Calderon was reacting to a barrage of analytic cables - some signed by Pascual, others by senior embassy officials - that discuss the perceived shortcomings of Mexico's intelligence services, the conduct of its army in Calderon's anti-crime campaign and the inability of its security forces to work well with one another.
The U.S. Embassy offered no immediate reaction to the interview.
The cables, some classified secret, have been published by the website WikiLeaks, with still more appearing this week. Until Tuesday, Mexican officials have responded to the cables with shrugs and condemnations of WikiLeaks rather than the diplomats.
Not any more.
"They have done a lot of damage with the stories they tell and that, in truth, they distort," Calderon said of the cables in the interview.

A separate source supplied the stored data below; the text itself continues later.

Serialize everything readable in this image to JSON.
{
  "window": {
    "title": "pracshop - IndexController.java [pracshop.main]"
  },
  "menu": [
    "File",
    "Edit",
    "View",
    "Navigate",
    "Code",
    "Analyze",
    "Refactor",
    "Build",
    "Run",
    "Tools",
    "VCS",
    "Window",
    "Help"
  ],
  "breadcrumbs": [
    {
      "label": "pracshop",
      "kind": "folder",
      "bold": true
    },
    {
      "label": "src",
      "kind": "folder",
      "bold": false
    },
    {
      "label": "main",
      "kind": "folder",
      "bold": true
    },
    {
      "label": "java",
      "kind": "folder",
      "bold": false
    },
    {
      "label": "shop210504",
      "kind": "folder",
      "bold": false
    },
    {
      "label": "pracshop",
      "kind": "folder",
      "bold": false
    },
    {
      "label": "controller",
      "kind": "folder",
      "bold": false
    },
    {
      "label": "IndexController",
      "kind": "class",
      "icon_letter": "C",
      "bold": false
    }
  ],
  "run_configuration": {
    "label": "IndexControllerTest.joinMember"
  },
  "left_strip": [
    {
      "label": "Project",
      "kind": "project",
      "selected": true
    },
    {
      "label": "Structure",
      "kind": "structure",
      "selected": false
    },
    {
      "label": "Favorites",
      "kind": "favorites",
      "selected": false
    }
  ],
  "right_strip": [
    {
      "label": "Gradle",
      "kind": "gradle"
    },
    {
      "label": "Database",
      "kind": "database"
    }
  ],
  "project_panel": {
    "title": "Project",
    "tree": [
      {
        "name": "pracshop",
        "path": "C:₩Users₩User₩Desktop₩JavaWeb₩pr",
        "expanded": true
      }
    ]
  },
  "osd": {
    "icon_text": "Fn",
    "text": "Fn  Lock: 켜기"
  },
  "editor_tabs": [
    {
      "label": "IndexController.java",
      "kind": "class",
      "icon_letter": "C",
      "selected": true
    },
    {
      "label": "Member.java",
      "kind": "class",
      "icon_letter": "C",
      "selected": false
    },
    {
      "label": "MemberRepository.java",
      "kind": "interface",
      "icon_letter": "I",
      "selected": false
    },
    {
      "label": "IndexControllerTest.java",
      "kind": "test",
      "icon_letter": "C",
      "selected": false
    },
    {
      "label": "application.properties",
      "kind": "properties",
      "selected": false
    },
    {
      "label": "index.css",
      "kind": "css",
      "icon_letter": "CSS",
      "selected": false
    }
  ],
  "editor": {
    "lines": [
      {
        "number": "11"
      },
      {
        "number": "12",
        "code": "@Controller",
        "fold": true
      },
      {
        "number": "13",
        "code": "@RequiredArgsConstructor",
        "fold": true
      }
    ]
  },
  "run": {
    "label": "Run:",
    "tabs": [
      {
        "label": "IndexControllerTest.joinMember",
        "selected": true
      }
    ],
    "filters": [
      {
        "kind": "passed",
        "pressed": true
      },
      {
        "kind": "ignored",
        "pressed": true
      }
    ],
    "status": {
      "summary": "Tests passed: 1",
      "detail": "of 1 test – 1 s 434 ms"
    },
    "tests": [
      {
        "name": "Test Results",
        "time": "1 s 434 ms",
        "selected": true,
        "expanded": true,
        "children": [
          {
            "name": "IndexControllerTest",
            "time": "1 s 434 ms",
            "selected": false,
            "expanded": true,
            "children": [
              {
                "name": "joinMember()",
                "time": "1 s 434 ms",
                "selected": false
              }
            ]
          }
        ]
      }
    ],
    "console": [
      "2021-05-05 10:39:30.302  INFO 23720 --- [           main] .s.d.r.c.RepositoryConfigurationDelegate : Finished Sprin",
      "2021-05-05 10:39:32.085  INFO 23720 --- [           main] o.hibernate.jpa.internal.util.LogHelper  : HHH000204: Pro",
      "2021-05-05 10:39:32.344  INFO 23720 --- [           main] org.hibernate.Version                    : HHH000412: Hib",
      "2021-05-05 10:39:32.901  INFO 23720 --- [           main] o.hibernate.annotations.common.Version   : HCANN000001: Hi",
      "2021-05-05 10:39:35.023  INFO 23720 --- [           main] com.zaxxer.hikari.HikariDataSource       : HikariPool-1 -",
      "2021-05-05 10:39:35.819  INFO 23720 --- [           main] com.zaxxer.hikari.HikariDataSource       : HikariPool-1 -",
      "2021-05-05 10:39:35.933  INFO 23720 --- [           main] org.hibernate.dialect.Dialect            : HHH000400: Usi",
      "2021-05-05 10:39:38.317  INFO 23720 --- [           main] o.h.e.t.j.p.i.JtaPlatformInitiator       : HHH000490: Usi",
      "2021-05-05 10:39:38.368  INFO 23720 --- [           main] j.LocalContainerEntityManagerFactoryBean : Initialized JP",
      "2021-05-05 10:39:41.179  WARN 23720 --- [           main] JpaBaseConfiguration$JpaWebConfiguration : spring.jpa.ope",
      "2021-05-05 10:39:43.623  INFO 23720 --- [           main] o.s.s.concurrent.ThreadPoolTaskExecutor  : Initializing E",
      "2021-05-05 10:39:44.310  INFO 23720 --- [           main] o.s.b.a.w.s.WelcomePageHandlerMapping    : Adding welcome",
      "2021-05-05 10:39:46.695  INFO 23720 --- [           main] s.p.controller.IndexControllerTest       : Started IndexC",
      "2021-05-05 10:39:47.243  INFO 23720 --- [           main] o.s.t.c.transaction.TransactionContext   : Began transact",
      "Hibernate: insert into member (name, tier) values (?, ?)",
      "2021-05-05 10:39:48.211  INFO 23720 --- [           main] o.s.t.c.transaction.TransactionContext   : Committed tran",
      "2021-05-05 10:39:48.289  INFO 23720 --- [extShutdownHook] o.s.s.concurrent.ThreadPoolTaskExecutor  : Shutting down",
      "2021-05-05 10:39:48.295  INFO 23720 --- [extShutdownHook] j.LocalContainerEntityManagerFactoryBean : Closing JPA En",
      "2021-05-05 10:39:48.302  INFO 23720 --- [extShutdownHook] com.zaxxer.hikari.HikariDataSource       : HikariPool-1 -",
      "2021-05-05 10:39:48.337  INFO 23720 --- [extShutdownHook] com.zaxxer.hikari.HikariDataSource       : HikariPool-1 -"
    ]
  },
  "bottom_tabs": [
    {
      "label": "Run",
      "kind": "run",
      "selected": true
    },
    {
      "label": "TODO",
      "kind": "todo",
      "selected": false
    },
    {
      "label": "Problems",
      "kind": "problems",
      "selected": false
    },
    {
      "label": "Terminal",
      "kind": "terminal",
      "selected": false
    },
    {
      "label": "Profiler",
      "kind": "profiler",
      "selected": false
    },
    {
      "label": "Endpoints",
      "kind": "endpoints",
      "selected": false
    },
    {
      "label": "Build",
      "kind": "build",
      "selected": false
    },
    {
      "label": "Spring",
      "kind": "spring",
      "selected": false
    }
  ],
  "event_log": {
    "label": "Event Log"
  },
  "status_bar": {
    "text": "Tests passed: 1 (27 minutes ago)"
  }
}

Read the original, Spanish language, interview here.
By the way, I notice that President Calderon offered a derogatory assessment of his own in that interview. He used an idiomatic expression to compare U.S. government agencies to the comically confused characters in a Cuban popular song:
“They themselves are like ‘Borondongo’…, Barnabas hit the CIA and the DEA or ICE, really not coordinated, even compete with each other …”.
"Borondongo" is a catchy tune, one that was covered by Celia Cruz, in which a character named Fuchilanga casts a voodoo spell on a village idiot named Burundanga, causing his feet to swell, after which a friend of Burundanga named Bernabé (Baranabas) hits Fuchilanga, and Borondongo, a friend of Fuchilanga, hits Bernabé, and so on. The word is a slang term for a hopelessly confused mess.
That might be a pretty fair analogy to the usual state of interagency cooperation, frankly, but it is still an insult and we are as entitled to be offended by it as Calderon is by our embassy's reporting cables. More entitled, since our cables are carefully substantiated by actual facts.
Speaking of which, if you are feeling bold enough to view those WikiLeaks cables that caused all this ruckus, I've placed a link to them below the warning.
CAUTION! CAUTION! CAUTION!
NOT SAFE FOR WORK!
View them [link redacted, due to somewhat exaggerated official concern], if you dare, but only on a personal computer, and then immediately forget what you saw.